You’ve got the data and it’s a PDF file

Ah, the joys of scraping PDF files. PDF files are difficult because even though they *look* like text files on your screen, they’re not nearly as tidy as that behind the scenes.  You need a PDF converter: these take PDF files and (usually) convert them into machine-readable formats (CSV, Excel etc). This means that the 800-page PDF of data tables someone sent you isn’t necessarily the end of your plan to use that data.

First, check that your PDF can be scraped.  Open it, and try to select some of the text in it (as though you were about to cut and paste).  If you can select the text, that’s a good sign – you can probably scrape this pdf file. Try one of these:

  • If you’ve got a small, one-off PDF table, either type it in yourself or use Acrobat’s “save as tables” function
  • If you’ve got just one large PDF to scrape, try a tool like pdftables  or cometdocs
  • If you want to use open source code – and especially if you want to contribute to an open-source project for scraping PDF data, use Tabula.

If you can’t select the text, that’s bad: the PDF has probably been created as an image of the text – your best hope at this point is using OCR software to try to read it in.

Using APIs

An Application Programming Interface (API) is a piece of software that allows websites and programs to communicate with each other.

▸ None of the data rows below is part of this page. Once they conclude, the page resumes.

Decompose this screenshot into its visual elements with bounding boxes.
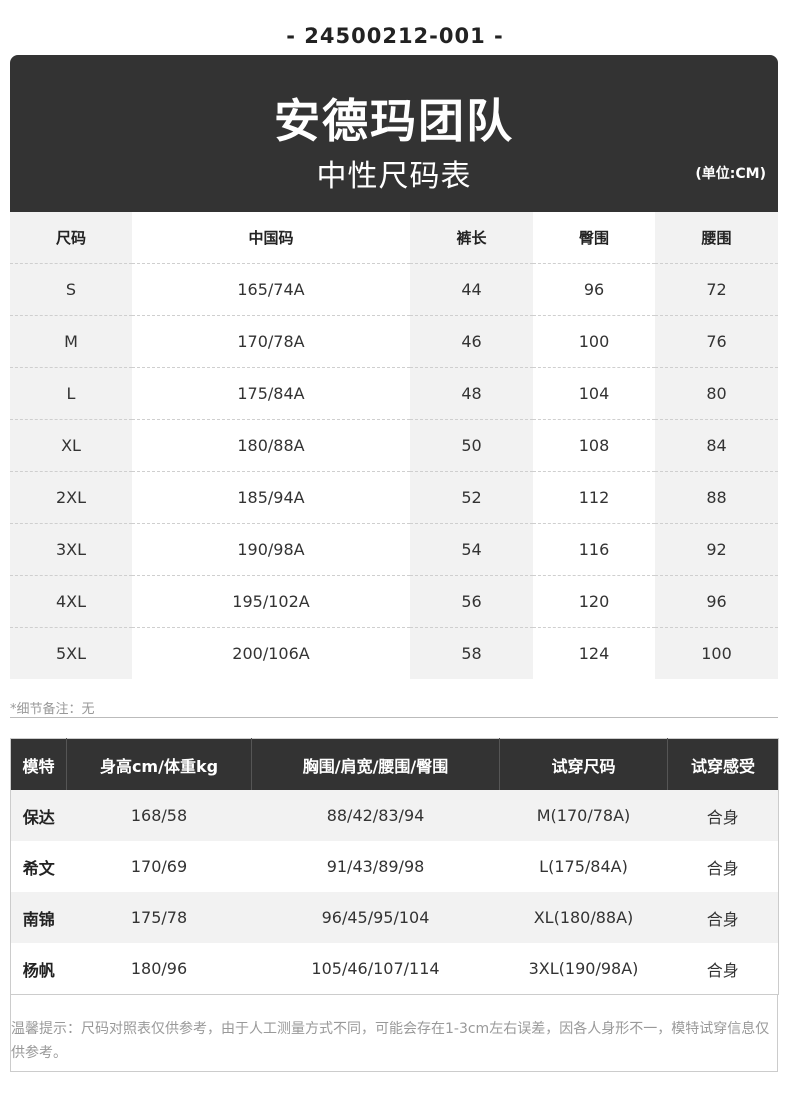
product-code: - 24500212-001 -	[286, 24, 504, 48]
cell-height-weight: 170/69	[66, 841, 252, 892]
cell-waist: 92	[655, 523, 778, 576]
cell-size: S	[10, 263, 132, 316]
cell-tried-size: XL(180/88A)	[499, 892, 668, 943]
cell-tried-size: M(170/78A)	[499, 790, 668, 841]
cell-model-name: 杨帆	[10, 943, 67, 995]
model-table-header-row: 模特 身高cm/体重kg 胸围/肩宽/腰围/臀围 试穿尺码 试穿感受	[10, 738, 779, 790]
tip-text: 温馨提示：尺码对照表仅供参考，由于人工测量方式不同，可能会存在1-3cm左右误差…	[11, 1021, 770, 1061]
column-header-fit-feeling: 试穿感受	[667, 738, 779, 790]
cell-pants-length: 52	[410, 471, 533, 524]
column-header-size: 尺码	[10, 212, 132, 264]
cell-waist: 76	[655, 315, 778, 368]
cell-tried-size: 3XL(190/98A)	[499, 943, 668, 995]
column-header-pants-length: 裤长	[410, 212, 533, 264]
cell-size: L	[10, 367, 132, 420]
table-row: 杨帆 180/96 105/46/107/114 3XL(190/98A) 合身	[10, 943, 779, 995]
column-header-height-weight: 身高cm/体重kg	[66, 738, 252, 790]
cell-china-size: 165/74A	[132, 263, 410, 316]
cell-pants-length: 54	[410, 523, 533, 576]
cell-hip: 104	[533, 367, 655, 420]
cell-hip: 108	[533, 419, 655, 472]
table-row: 希文 170/69 91/43/89/98 L(175/84A) 合身	[10, 841, 779, 892]
cell-hip: 112	[533, 471, 655, 524]
column-header-tried-size: 试穿尺码	[499, 738, 668, 790]
cell-waist: 88	[655, 471, 778, 524]
cell-pants-length: 48	[410, 367, 533, 420]
table-row: M 170/78A 46 100 76	[10, 315, 778, 368]
cell-china-size: 190/98A	[132, 523, 410, 576]
cell-china-size: 200/106A	[132, 627, 410, 679]
cell-china-size: 180/88A	[132, 419, 410, 472]
table-row: 4XL 195/102A 56 120 96	[10, 575, 778, 628]
cell-size: 3XL	[10, 523, 132, 576]
chart-subtitle: 中性尺码表	[316, 159, 472, 194]
cell-model-name: 保达	[10, 790, 67, 841]
size-table: 尺码 中国码 裤长 臀围 腰围 S 165/74A 44 96 72 M 170…	[10, 212, 778, 679]
cell-waist: 84	[655, 419, 778, 472]
cell-measurements: 105/46/107/114	[251, 943, 500, 995]
table-row: XL 180/88A 50 108 84	[10, 419, 778, 472]
cell-hip: 100	[533, 315, 655, 368]
cell-measurements: 96/45/95/104	[251, 892, 500, 943]
cell-fit-feeling: 合身	[667, 790, 779, 841]
cell-waist: 96	[655, 575, 778, 628]
cell-waist: 100	[655, 627, 778, 679]
cell-size: XL	[10, 419, 132, 472]
cell-fit-feeling: 合身	[667, 943, 779, 995]
cell-hip: 120	[533, 575, 655, 628]
column-header-hip: 臀围	[533, 212, 655, 264]
table-row: 5XL 200/106A 58 124 100	[10, 627, 778, 679]
column-header-china-size: 中国码	[132, 212, 410, 264]
cell-waist: 80	[655, 367, 778, 420]
cell-size: 2XL	[10, 471, 132, 524]
model-fit-table: 模特 身高cm/体重kg 胸围/肩宽/腰围/臀围 试穿尺码 试穿感受 保达 16…	[10, 738, 779, 995]
unit-note: (单位:CM)	[695, 166, 766, 182]
cell-china-size: 175/84A	[132, 367, 410, 420]
cell-measurements: 88/42/83/94	[251, 790, 500, 841]
column-header-waist: 腰围	[655, 212, 778, 264]
cell-model-name: 希文	[10, 841, 67, 892]
cell-measurements: 91/43/89/98	[251, 841, 500, 892]
cell-china-size: 195/102A	[132, 575, 410, 628]
cell-hip: 124	[533, 627, 655, 679]
cell-china-size: 170/78A	[132, 315, 410, 368]
cell-fit-feeling: 合身	[667, 892, 779, 943]
cell-waist: 72	[655, 263, 778, 316]
cell-height-weight: 175/78	[66, 892, 252, 943]
cell-hip: 116	[533, 523, 655, 576]
cell-tried-size: L(175/84A)	[499, 841, 668, 892]
cell-china-size: 185/94A	[132, 471, 410, 524]
cell-pants-length: 58	[410, 627, 533, 679]
cell-size: 5XL	[10, 627, 132, 679]
cell-pants-length: 56	[410, 575, 533, 628]
cell-pants-length: 46	[410, 315, 533, 368]
cell-size: M	[10, 315, 132, 368]
cell-size: 4XL	[10, 575, 132, 628]
table-row: S 165/74A 44 96 72	[10, 263, 778, 316]
cell-hip: 96	[533, 263, 655, 316]
cell-pants-length: 50	[410, 419, 533, 472]
column-header-measurements: 胸围/肩宽/腰围/臀围	[251, 738, 500, 790]
table-row: L 175/84A 48 104 80	[10, 367, 778, 420]
table-row: 2XL 185/94A 52 112 88	[10, 471, 778, 524]
header-banner: 安德玛团队 中性尺码表 (单位:CM)	[10, 55, 778, 212]
cell-height-weight: 180/96	[66, 943, 252, 995]
cell-height-weight: 168/58	[66, 790, 252, 841]
column-header-model: 模特	[10, 738, 67, 790]
detail-note: *细节备注：无	[10, 698, 778, 718]
cell-fit-feeling: 合身	[667, 841, 779, 892]
table-row: 保达 168/58 88/42/83/94 M(170/78A) 合身	[10, 790, 779, 841]
cell-model-name: 南锦	[10, 892, 67, 943]
cell-pants-length: 44	[410, 263, 533, 316]
tip-box: 温馨提示：尺码对照表仅供参考，由于人工测量方式不同，可能会存在1-3cm左右误差…	[10, 995, 778, 1072]
brand-title: 安德玛团队	[274, 94, 514, 148]
table-row: 南锦 175/78 96/45/95/104 XL(180/88A) 合身	[10, 892, 779, 943]
table-row: 3XL 190/98A 54 116 92	[10, 523, 778, 576]
size-table-header-row: 尺码 中国码 裤长 臀围 腰围	[10, 212, 778, 264]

So how do you check if a site or group has an API?  Usually a Google search for their name plus “API” will do, but you might also want to try  http://api.theirsitename.com/ and http://theirsitename.com/api (APIs are often in these places on a website).  If you still can’t find an API, try contacting the group and asking them if they have one.

Using APIs without coding

APIs are often used to output datasets requested using a RESTful interface, where the dataset request is contained in the address (URL) used to ask for it.   For example, http://api.worldbank.org/countries/all/indicators/SP.RUR.TOTL.ZS?date=2000:2015 is a RESTful call to the World Bank API that gives you the rural population (as a percentage) of all countries for the years 2000 to 2015 (try it!).  If you’ve entered in the RESTful URL and you’ve got a page with all the data that you need, you don’t have to code: just save the page to a file and use that. Note that you could also get the information on rural populations from http://data.worldbank.org/indicator/SP.RUR.TOTL.ZS but you won’t be able to use that directly in your program (although most good data pages like this will also have a “download” button someone too).

APIs with code

Using code to access an API means you can read data straight into a program and either process it there or combine and use it with other datasets (as a “mashup”). I’ll use Python here, but more other modern languages (PHP, Ruby etc) have functions that do the same things.  So, in Python, we’re going to use the requests library (here’s why).

import requests
worldbank_url = “http://api.worldbank.org/countries/all/indicators/SP.RUR.TOTL.ZS?date=2000:2015”
r = requests.get(github_url)

Erm. That was it.  The variable r contains several things: information about whether your request to the API was successful or not, error codes if it isn’t, the data you requested if it is. You can quickly check for success by seeing if r.ok is equal to True; if it is, your data is in r.text; if it isn’t, then look at r.status_code and r.text, take a big deep breath and start working out why (you’ll probably see 200, 400 and 500 status codes: here’s a list to get you started).

Many APIs will offer a choice of formats for their output data. The World Bank API outputs its data in XML format unless you ask for either json (add “&format=json” to the end of worldbank_url) or CSV (add “&format=csv”), and it’s always worth checking for these if you don’t want to handle a site’s default format.

Sometimes you’ll need to give a website a password before you can get data from its API.  Here, you add a second parameter to requests.get, “authenticating” that it’s you using the API:

import requests
r = requests.get('https://api.github.com/user', auth=('yourgithubname', ‘yourgithubpassword'))
dataset = r.text

That’s enough to get you started. The second half of this post is on scraping websites when you don’t have an API. In the meantime, please use the above to get yourself some more data.  Places you could start at include HDX and datahub.io (these are both CKAN APIs).